For the most part, the demise of the Singer, White-Westinghouse and Regina brands is not viewed as having a huge impact on the business — although executives are quick to point out that it is still too soon to predict the full effect. That unpredictability is compounded further by the fact that the floor care business in general is more dynamic than perhaps ever before.

Change Is The Order Of The Day

“I would say that the current state of the industry is change,” said Jim Krzeminski, vice president of sales for Bissell. “If you look at all the different housewares categories, floor care in the last five years or so has gone from one of the quiet ones on the back page to big news. And it’s still in a mode of rapid fire change.

“We’ve seen a lot of consolidation of vendors, as well as a lot of strategy shifts, with some people playing a full line, some people playing more of a niche,” he continued. “Plus, the high bar keeps getting higher in terms of such factors as the cost of development, or the cost of advertising, which means there is now almost an impatience about how fast products need to take off.”

The decrease from seven or eight key names down to four major players on retail shelves has raised the bar up even a couple of notches more, Krzeminski said. And although those four companies are all traditional, strong brand names, and names that have been around the longest, the dynamic nature of the business today means that nothing is a given, he believes.

“It’s hard to say what will happen. If you look at Regina, it’s a great brand name, and whether it will reappear under the Oreck umbrella or how it will reappear, who knows,” he said. “Or look at Royal.
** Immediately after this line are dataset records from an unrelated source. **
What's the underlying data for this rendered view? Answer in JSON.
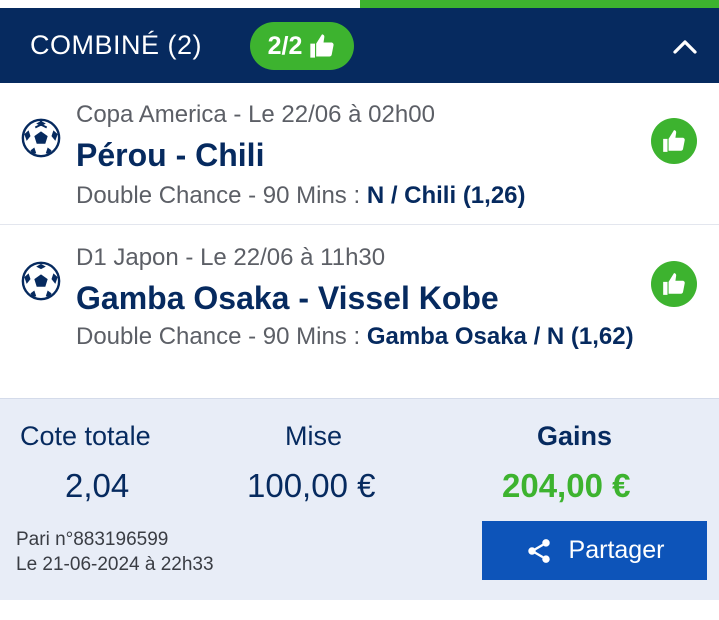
{
  "header": {
    "title": "COMBINÉ (2)",
    "badge": "2/2",
    "badge_icon": "thumbs-up-icon",
    "toggle_icon": "chevron-up-icon"
  },
  "bets": [
    {
      "sport_icon": "soccer-ball-icon",
      "meta": "Copa America - Le 22/06 à 02h00",
      "match": "Pérou - Chili",
      "market": "Double Chance - 90 Mins : ",
      "pick": "N / Chili (1,26)",
      "status_icon": "thumbs-up-icon"
    },
    {
      "sport_icon": "soccer-ball-icon",
      "meta": "D1 Japon - Le 22/06 à 11h30",
      "match": "Gamba Osaka - Vissel Kobe",
      "market": "Double Chance - 90 Mins : ",
      "pick": "Gamba Osaka / N (1,62)",
      "status_icon": "thumbs-up-icon"
    }
  ],
  "summary": {
    "cote_label": "Cote totale",
    "cote_value": "2,04",
    "mise_label": "Mise",
    "mise_value": "100,00 €",
    "gains_label": "Gains",
    "gains_value": "204,00 €",
    "pari": "Pari n°883196599",
    "date": "Le 21-06-2024 à 22h33",
    "share_label": "Partager",
    "share_icon": "share-icon"
  },
  "colors": {
    "navy": "#062a5f",
    "green": "#3db32f",
    "blue_button": "#0d54b9",
    "summary_bg": "#e8edf7"
  }
}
They really recreated themselves as Dirt Devil and have done great. So anything can happen. There are a lot of players that may show up now in limited market share, but who could move up quickly with the right strategy. So there’s no complacency in the business.”

John Hoppe, vice president of marketing for Eureka, also points to a number of unknowns.

“It’s not often in any given industry that you have three major companies get out of the business in such a short time frame,” he said, “and it’s hard to tell what the effect will be. The Regina situation is too new to know what Oreck is going to do; and their marketing is also very different from most of us in the business.

“With Bissell, it was important for them to get into the upright business, so that was the reason for their purchase of Singer; and that means we have a competitor in uprights with better name awareness than Singer,” he added. “But the question is whether Bissell can reestablish the price points to where they will want them to be.

“So there are a lot of unknowns in terms of how it will all work out,” Hoppe concluded. “Yet when you look at the trend of retailers in the 1990s to move to fewer vendors, if anything the consolidation may help them, making their bookkeeping and inventory simpler and their buying decisions easier.”

Uprights Still Dominant

One thing that’s clear about the category is that uprights continue to be the style of choice for consumers shopping for a floor care product. From 1994 to 1996, uprights inched up another 2 percent to just over three out of every five units sold, according to research by Trendata. And if one removes hand vacs, extractors, wet/dry vacs and built-in vacuum systems from the equation, uprights take an even bigger share.